A story

John Tapsell tapselj0 at cs.man.ac.uk
Fri Jan 4 11:23:57 UTC 2002

A little story for bedtime entertainment...  Its long and boring, and nobody 
cares, but ...

There was once a little boy, who we will call Flux, who grew up loving 
computers, and played and tinkered with them all day long.  He went to 
college to learn to program at the age of 12 - paying for it by doing 
gruesome paper rounds, such was his love of computers.  He played with 
computers many many hours of the day, doing many courses at college.  His dad 
was a good and kind man, but suffered from drink problems.  He grew concerned 
about the time his son spent on computers, and concern turned to anger.  The 
anger fueled a bitter life for both of them, and the boy dealt with it by 
avoiding his dad more and more.  And so the cycle just got worse.
With his dad angry at him all the time, few (if any) friends at school, a 
mother in hospital most of his life, and a 'misunderstood' brother who left 
home at 12, the boy seeked refuge in the peace and chaos of science and 
maths, and sought to make it by himself in the world.  Having no experience 
hindered him a lot, but he tried anyway - donning cheap suits from oxfam 
trying to get companies to hire him.  

He had no success until the age of 17 when he finished an a particulary 
advanced hardware NVQ course (in the evening) where he came across 2 things.  
The first was a thing called Linux.  The second was his teacher, who quickly 
realised that his student knew far more than he did.  The teacher hired the 
boy, and put him to work on many contracts.  The boy was young and nieve, but 
talented, and was ripped off a lot of money - but gained a far more important 
thing - experience.    Companies started comming to him, and flew him out 
across the world for technical advice on servers, and for security advice.  
Most memorable was a porn company.  By 18 he was gave a security talk to 
system administrators at UCL University.
There were still problems at home however, but paying his dad £100 a week 
stopped him being kicked out too much.  

The boy turned to look back on the world, and wondered at what he saw.  He 
saw a lot of great things in the world, and a lot of great people, and was 
unsure what to do with his life.  He loved learning, and loved pushing 
himself, but had to make a choice whether to go to university now that his 
a-levels were finally comming to a close.  He looked at Cambridge, but was 
not impressed with what he saw, and decided on Manchester, a university with 
good reputation and a what seemed a good course.
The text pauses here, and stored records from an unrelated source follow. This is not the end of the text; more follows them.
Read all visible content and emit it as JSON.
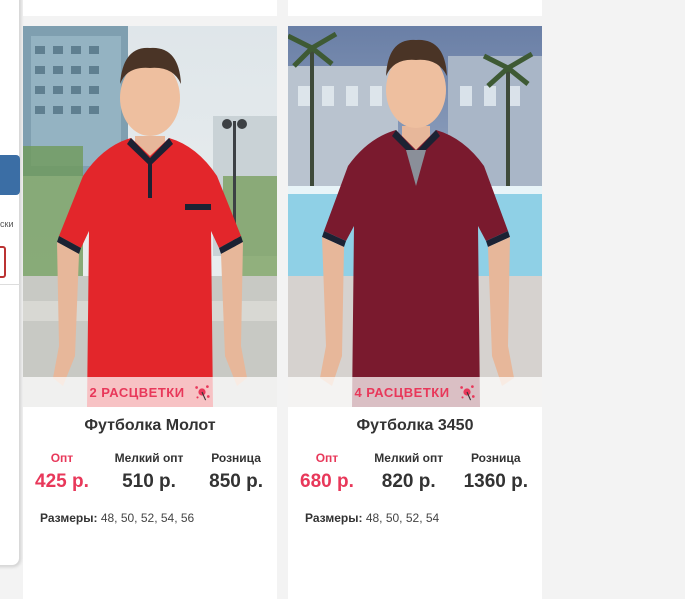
{
  "products": [
    {
      "colors_label": "2 РАСЦВЕТКИ",
      "name": "Футболка Молот",
      "price_opt_label": "Опт",
      "price_opt": "425 р.",
      "price_small_label": "Мелкий опт",
      "price_small": "510 р.",
      "price_retail_label": "Розница",
      "price_retail": "850 р.",
      "sizes_label": "Размеры:",
      "sizes": "48, 50, 52, 54, 56",
      "shirt_color": "#e3262b"
    },
    {
      "colors_label": "4 РАСЦВЕТКИ",
      "name": "Футболка 3450",
      "price_opt_label": "Опт",
      "price_opt": "680 р.",
      "price_small_label": "Мелкий опт",
      "price_small": "820 р.",
      "price_retail_label": "Розница",
      "price_retail": "1360 р.",
      "sizes_label": "Размеры:",
      "sizes": "48, 50, 52, 54",
      "shirt_color": "#7a1a2e"
    }
  ],
  "sidebar": {
    "text": "ски"
  },
  "accent_color": "#e8385a"
}
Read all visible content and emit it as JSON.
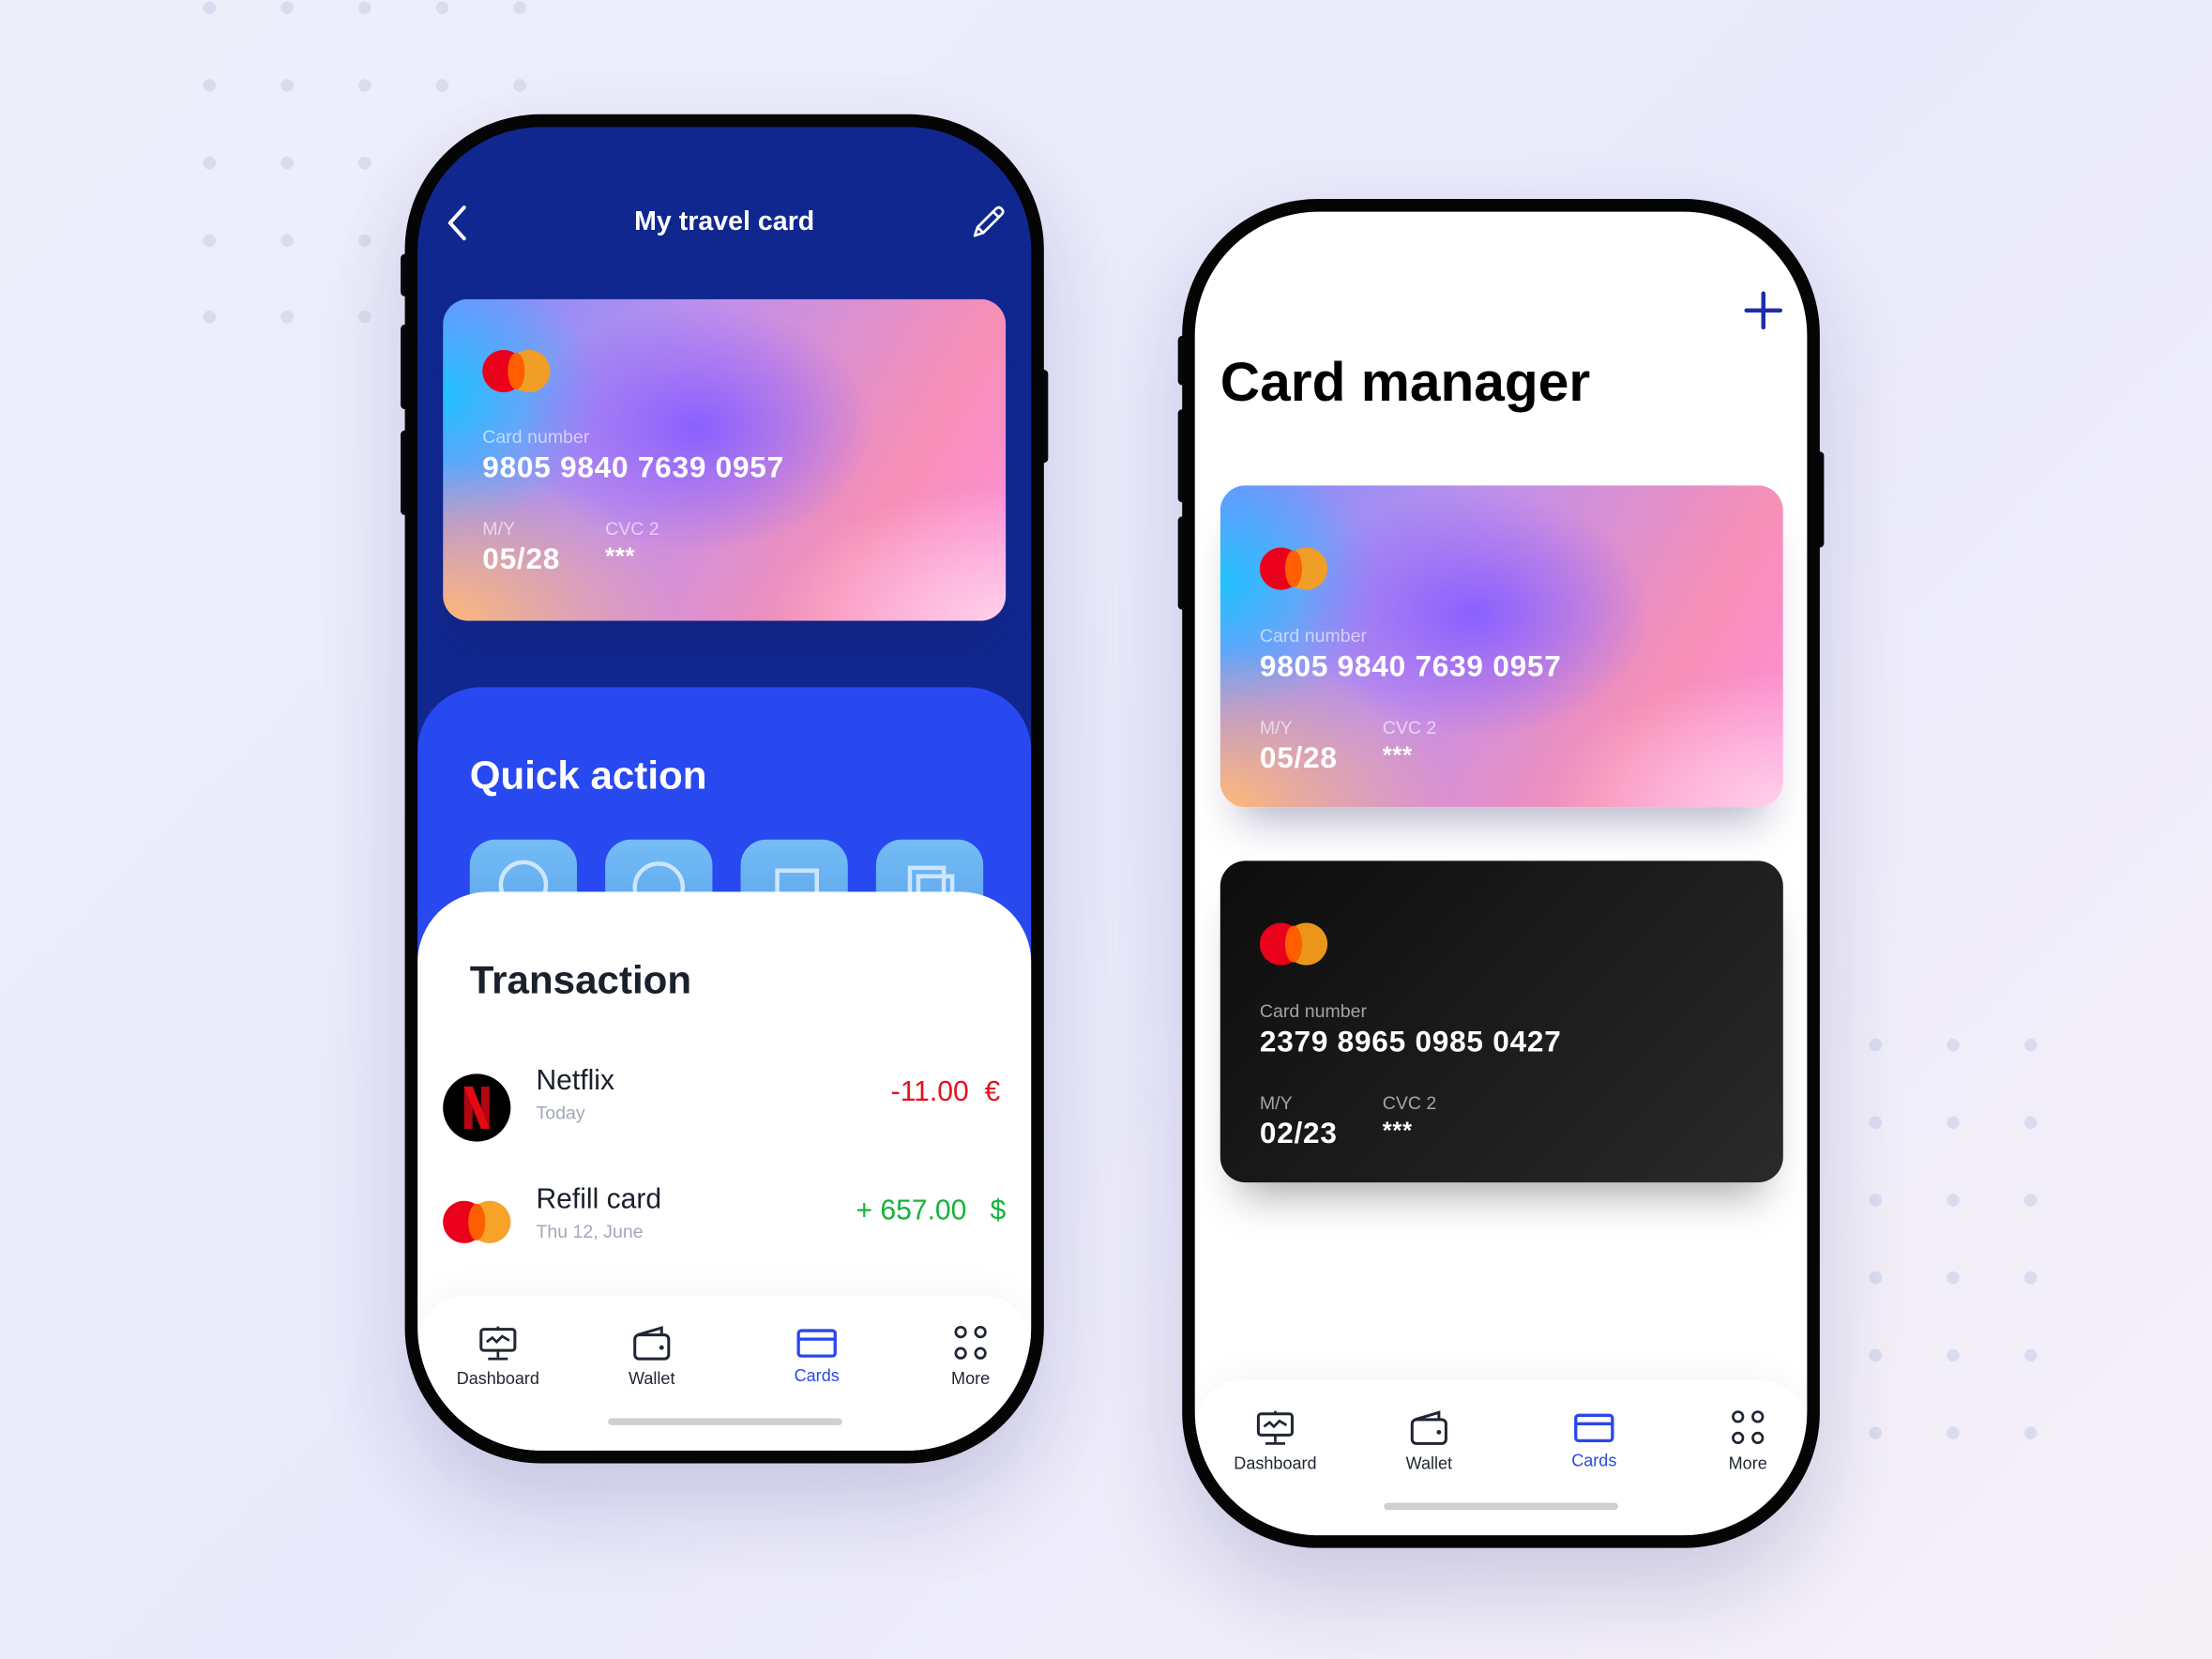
{
  "left_phone": {
    "header": {
      "title": "My travel card",
      "back_icon": "chevron-left-icon",
      "edit_icon": "pencil-icon"
    },
    "card": {
      "brand_icon": "mastercard-logo",
      "number_label": "Card number",
      "number": "9805 9840 7639 0957",
      "expiry_label": "M/Y",
      "expiry": "05/28",
      "cvc_label": "CVC 2",
      "cvc": "***"
    },
    "quick_action": {
      "title": "Quick action",
      "buttons": [
        {
          "icon": "history-icon"
        },
        {
          "icon": "currency-exchange-icon"
        },
        {
          "icon": "transfer-icon"
        },
        {
          "icon": "copy-icon"
        }
      ]
    },
    "transactions": {
      "title": "Transaction",
      "items": [
        {
          "name": "Netflix",
          "date": "Today",
          "amount": "-11.00",
          "currency": "€",
          "icon": "netflix-logo",
          "color": "#e8101c"
        },
        {
          "name": "Refill card",
          "date": "Thu 12, June",
          "amount": "+ 657.00",
          "currency": "$",
          "icon": "mastercard-logo",
          "color": "#16b33c"
        }
      ]
    }
  },
  "right_phone": {
    "add_icon": "plus-icon",
    "title": "Card manager",
    "cards": [
      {
        "style": "gradient",
        "number_label": "Card number",
        "number": "9805 9840 7639 0957",
        "expiry_label": "M/Y",
        "expiry": "05/28",
        "cvc_label": "CVC 2",
        "cvc": "***"
      },
      {
        "style": "black",
        "number_label": "Card number",
        "number": "2379 8965 0985 0427",
        "expiry_label": "M/Y",
        "expiry": "02/23",
        "cvc_label": "CVC 2",
        "cvc": "***"
      }
    ]
  },
  "nav": {
    "items": [
      {
        "label": "Dashboard",
        "icon": "dashboard-icon"
      },
      {
        "label": "Wallet",
        "icon": "wallet-icon"
      },
      {
        "label": "Cards",
        "icon": "card-icon",
        "active": true
      },
      {
        "label": "More",
        "icon": "more-icon"
      }
    ]
  },
  "colors": {
    "header_blue": "#10278f",
    "panel_blue": "#2848f0",
    "accent": "#2b47e8",
    "negative": "#e8101c",
    "positive": "#16b33c"
  }
}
But a-level exams came and went, and he turned to work.  He worked on many 
projects for many companies, london underground fault reporting system, 
samsung, mouchel, government sites, military sites, and so on.  It was hard, 
but rewarding.  Within 2 weeks of the job he was taking home almost £1k a 
week.  Other companies were offering much much more for small contract work, 
and the boy was happy.

But 3 months quickly passed, and it was soon time to go off to University.  
Should he stay and work, or go off to uni?  He had always set his heart on 
uni, and so uni it was.  However, it was to turn a great disapointment.  Few 
had ever programmed, many had never turned on a computer, and the lecturers 
made many mistakes in what they taught.  Undanted the boy corrected the 
mistakes of the lecturers, and was quickly hated by many for doing so.  All 
thought him arrogant, and few talked to him.

It was a miserable first year, but he learned to keep quiet, and ignore the 
mistakes.  He scored well, and found a couple of a friends, but was very 

He started seeing more of the world, and started hating it more, yet loving 
it too.  Big companies were doing evil things, drug companies, computer 
companies, food companies.  Everywhere and everyone, controlled by money and 
a want for power.  He hated it, and vowed never to go that way.  Everyone had 
always said that 'when you're young you think you can change the world, but 
as you get older you realise you can't ', and realised that the complete 
opposite is true.

He started a few schemes up, such as helping primary schools with their 
networks, and trying to set up a scheme to help young geeks.  He worked for a 
research company developing free medical software for them, and helped out on 
irc, and wrote various howto's for the ldp.

And so we come up to present day life.  A not so young boy anymore, at 20 
now.  Happy with himself, but depressed at the world.  Looking for computing 
work during the summer (univerisity course requirement) he contacted RMS.

Hello, the boy said, I'm being hacking on many of the gnu tools privately for 
quite a while now, and could make many many cleanups, because the code is 
bad, and full bugs, here take a look at my CV and the projects I've worked 
on.  Oooo, says RMS, I see you have written some howto's - we can do with 
professional writters; come back when you've written some manuals.  No wait, 
says the boy, I just a low paying job - just to satisfy uni - and I can offer 
a lot coding skill and experience.  Sorry, says he, come back when you've 
written a manual.

And so, he is now unsure to whom to apply, and what to do.